Drummond Money-Coutts (born 1986), also known as DMC, is an English magician, and the heir apparent to the Latymer Barony. His first professional performance came in 2000 while he was still at school, at the Royal Horticultural Society.

== Early life and ancestry ==
Money-Coutts was born in the City of Westminster, in London. Money-Coutts' family are the founders of Coutts, a private bank which provides services to some of the wealthiest families in Britain, including the Royal Family. His father is Crispin Money-Coutts, the 9th Baron Latymer. Money-Coutts went to Eton College, and then attended University of Leeds, where he studied modern languages.

==Film productions==
In August 2007, Money-Coutts travelled to Kenya with Tom Lyon to film Kenyan Conjurations: the School Built By Magic, a DVD documentary released in early 2008. It was produced to raise funds to build a primary school on the Kenyan coast.

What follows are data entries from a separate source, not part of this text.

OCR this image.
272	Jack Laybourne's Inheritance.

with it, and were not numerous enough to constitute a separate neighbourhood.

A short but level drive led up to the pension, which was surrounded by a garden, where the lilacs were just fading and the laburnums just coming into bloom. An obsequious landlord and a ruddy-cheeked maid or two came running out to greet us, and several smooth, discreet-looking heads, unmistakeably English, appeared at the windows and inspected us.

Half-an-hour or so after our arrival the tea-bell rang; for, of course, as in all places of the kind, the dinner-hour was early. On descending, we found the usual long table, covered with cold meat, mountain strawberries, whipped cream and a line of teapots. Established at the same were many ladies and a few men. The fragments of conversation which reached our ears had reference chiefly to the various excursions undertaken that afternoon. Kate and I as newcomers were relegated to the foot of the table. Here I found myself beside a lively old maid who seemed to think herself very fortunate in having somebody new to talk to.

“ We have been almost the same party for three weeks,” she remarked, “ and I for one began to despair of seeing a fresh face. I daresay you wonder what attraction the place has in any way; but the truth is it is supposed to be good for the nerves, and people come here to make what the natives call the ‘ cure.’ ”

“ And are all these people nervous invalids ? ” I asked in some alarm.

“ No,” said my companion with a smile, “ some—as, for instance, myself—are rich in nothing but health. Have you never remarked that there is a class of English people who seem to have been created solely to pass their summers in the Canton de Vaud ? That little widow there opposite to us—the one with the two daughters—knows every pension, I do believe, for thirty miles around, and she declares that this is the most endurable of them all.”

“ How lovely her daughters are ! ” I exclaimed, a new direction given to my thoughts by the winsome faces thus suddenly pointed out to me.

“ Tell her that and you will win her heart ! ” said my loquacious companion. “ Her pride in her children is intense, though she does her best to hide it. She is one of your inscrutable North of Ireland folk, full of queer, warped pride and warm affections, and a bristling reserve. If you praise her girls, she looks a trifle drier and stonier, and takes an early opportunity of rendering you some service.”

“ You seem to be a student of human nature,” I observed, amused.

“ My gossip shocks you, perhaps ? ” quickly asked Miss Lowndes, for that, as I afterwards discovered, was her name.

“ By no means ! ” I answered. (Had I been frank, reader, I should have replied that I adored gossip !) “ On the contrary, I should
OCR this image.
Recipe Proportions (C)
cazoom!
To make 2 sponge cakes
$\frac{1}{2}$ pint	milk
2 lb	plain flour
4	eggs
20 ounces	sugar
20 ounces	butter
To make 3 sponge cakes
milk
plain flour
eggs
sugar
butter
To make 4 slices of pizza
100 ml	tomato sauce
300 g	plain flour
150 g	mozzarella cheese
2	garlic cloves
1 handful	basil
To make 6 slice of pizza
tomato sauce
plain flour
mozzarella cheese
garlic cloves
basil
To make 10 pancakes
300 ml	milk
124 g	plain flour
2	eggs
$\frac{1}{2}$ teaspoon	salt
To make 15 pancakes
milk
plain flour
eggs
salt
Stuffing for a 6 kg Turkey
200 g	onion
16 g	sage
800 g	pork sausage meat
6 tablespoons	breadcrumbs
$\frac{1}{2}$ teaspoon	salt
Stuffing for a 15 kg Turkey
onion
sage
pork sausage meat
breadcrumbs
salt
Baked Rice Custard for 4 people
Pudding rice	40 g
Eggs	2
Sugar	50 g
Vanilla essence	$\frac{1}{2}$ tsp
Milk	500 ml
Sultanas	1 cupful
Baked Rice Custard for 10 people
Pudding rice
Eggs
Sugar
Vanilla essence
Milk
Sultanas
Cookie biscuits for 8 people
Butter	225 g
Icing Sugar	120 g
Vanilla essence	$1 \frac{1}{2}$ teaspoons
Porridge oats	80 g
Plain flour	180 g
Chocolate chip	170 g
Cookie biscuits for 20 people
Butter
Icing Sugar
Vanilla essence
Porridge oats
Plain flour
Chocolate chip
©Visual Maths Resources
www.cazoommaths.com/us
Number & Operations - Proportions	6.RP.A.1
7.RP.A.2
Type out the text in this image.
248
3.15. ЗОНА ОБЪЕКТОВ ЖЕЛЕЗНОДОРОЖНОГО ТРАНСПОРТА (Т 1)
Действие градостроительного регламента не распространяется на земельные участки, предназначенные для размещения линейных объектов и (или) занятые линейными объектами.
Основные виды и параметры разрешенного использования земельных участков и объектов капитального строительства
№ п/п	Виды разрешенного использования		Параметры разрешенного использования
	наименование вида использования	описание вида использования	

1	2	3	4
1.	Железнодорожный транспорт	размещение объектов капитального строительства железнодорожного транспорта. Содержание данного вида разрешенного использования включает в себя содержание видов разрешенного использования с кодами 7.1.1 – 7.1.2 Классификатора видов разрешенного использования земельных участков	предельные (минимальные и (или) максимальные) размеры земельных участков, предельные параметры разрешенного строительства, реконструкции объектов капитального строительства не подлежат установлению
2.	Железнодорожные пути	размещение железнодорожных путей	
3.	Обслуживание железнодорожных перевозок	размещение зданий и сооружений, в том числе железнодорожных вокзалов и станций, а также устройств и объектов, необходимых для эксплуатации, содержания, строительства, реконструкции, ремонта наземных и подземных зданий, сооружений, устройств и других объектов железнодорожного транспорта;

In June 2013, his first mainstream television special was aired worldwide on the National Geographic Channel. Card Shark follows the story of the Three-Card Monte in which he travels from London to Paris and Bangkok to both perform and to meet with international card masters. Later that year, he began his second mainstream television series with the channel named Beyond Magic with DMC in which he traveled to places like London, Barcelona, Mexico City and Singapore to perform illusions on the streets along with card tricks.

==Death by Magic==
In November 2018, Netflix released a series created by DMC titled Death by Magic. In the 8-episode series, Money-Coutts visits "Magic Acts" that have in the past been known for causing the death of the performer. The series was released on Netflix on 30 November 2018.

==Public stunts==
On 11 July 2011, he announced a public treasure quest to take place in London's Natural History Museum. Towards the end of the week, an eleventh envelope would then be concealed somewhere in the museum by an anonymous assistant - inside which was £1,000 in cash. As he states in an online video - the contents and money would belong to whomever located each envelope.

Once hidden in the museum, the £1,000 envelope was not found for 72 hours but was finally located by Chris Howard and Javier Trapero on the first floor of the Central Hall, on Monday 18 July.

In November 2011, he spent eight consecutive evenings sleeping rough in London as part of a wider campaign for the youth homeless charity, Centrepoint.